Os aspectos anteriores à análise
Mesmo que os pacientes façam parte de um cenário próximo, podem possuir características anteriores ao tratamento que suscitaram resultados específicos que podem mudar o rumo da sua pesquisa. Esses fatores anteriores, portanto, irão interferir na efetividade do caso que está estudando. Para obter esse panorama, seria preciso levar em consideração uma quantidade significativa de casos. Porém, é possível, também, reduzir essa quantidade. Um estudo de caso também permite que você compare um sujeito com um outro apenas. Como envolve mais de uma pessoa/entidade, não se trata de um único caso, mas de múltiplos casos. Você, por meio de seu estudo, precisará demonstrar como esses sujeitos reagiram ao longo do seu estudo. O principal desafio ao propor esse tipo de estudo é o respeito à individualidade daqueles que estão sendo analisados. Para isso, submeta o projeto ao Comitê de Ética.
A importância de buscar por uma base capaz de sustentar a análise
A análise de casos na área da engenharia
Retomando o nosso exemplo anterior, ao observar as casas e edifícios de uma rua que possuem rachaduras, é possível apresentar, de forma científica, as patologias que têm feito com que esses edifícios/casas estejam danificadas. Para isso, pode ser feita uma comparação entre os edifícios/casas. Como estão na mesma rua/calçada, esta é uma variável que deve ser levada em consideração. Como você pode notar, temos, aqui, também, um estudo múltiplo de casos. Mesmo que seja uma mesma rua, temos mais de um edifício/casa que está sendo analisado e contraposto aos demais. Embora tenhamos apresentado exemplos da área da saúde, administração e engenharia, todas as áreas do conhecimento podem aplicar este tipo de método. O estudo de caso deve sempre responder a uma demanda/problema social.

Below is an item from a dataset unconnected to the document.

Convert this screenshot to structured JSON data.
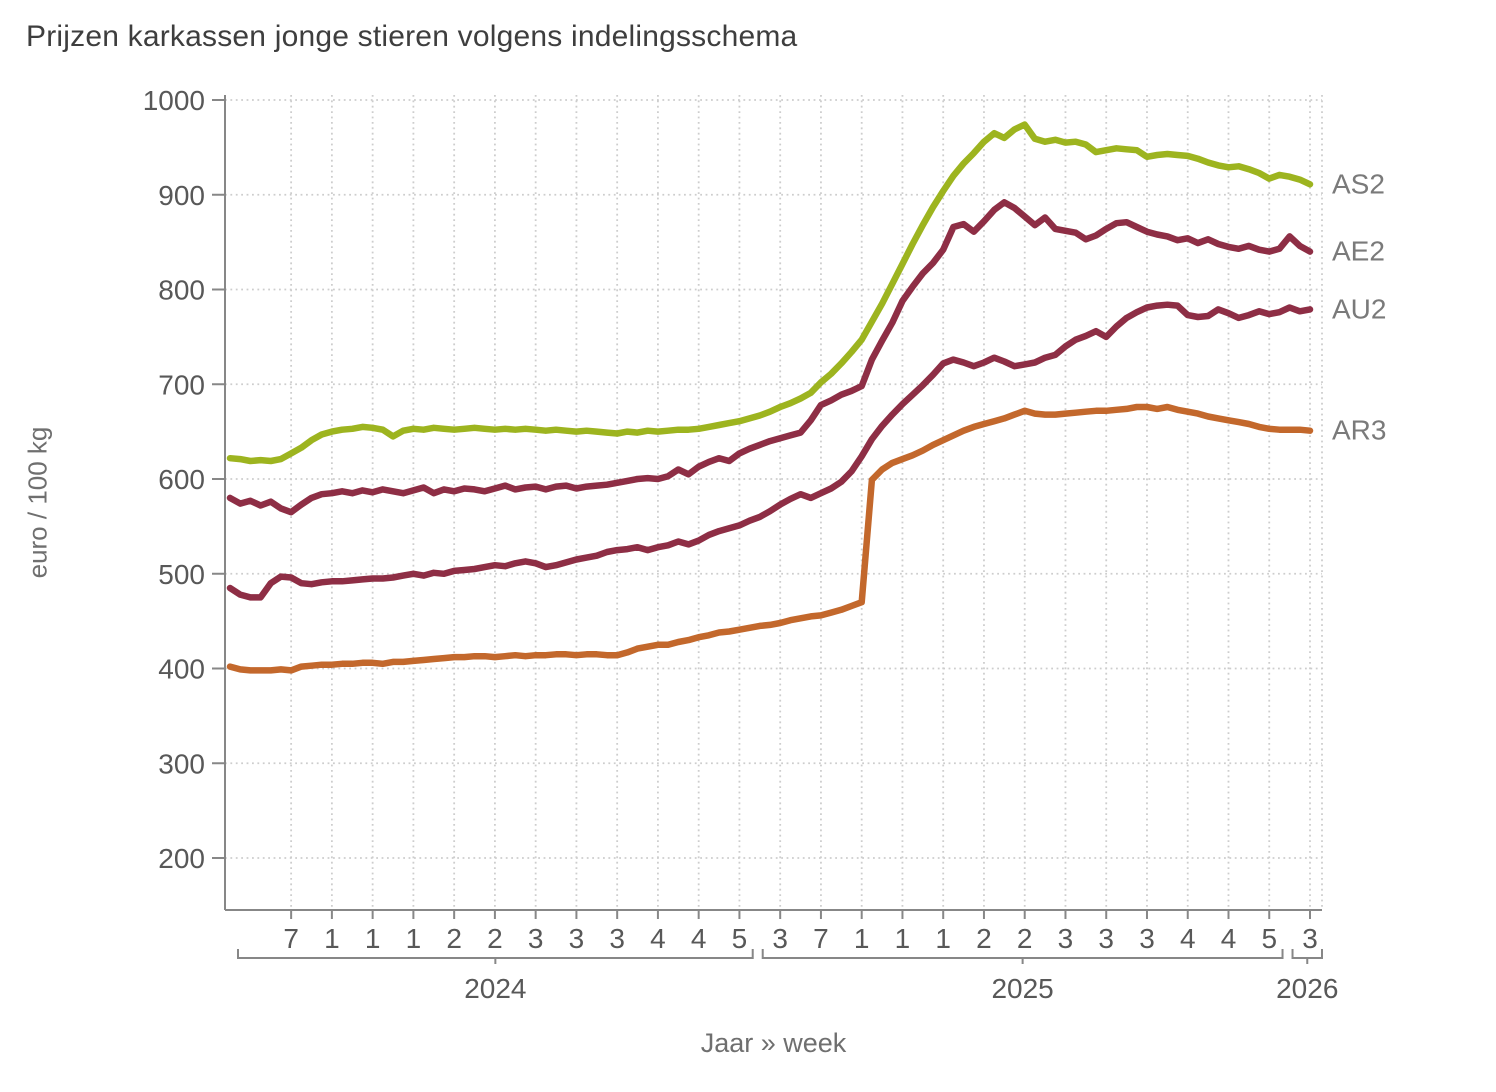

Além disso, todos os níveis da cátedra acadêmica admitem este método (graduação, mestrado e doutorado). Contudo, antes de aplicar o método, converse com o seu orientador para verificar se ele concorda ou não com essa abordagem de pesquisa e se ela tem a ver com os seus objetivos de pesquisa. A depender deles, o método pode ser pouco eficaz. Além disso, é preciso que a sua sustentação teórica seja capaz de ser aproveitada no momento da análise. Para que você possa propor uma análise de múltiplos casos, é preciso que ela tenha um motivo para existir. Você obterá essa resposta verificando se a sua metodologia é capaz de responder ao seu problema de pesquisa e aos objetivos. Esse problema precisa ser atual e relevante para o mundo atual no qual vivemos. Não basta que seja uma estratégia legal. Deve ser útil.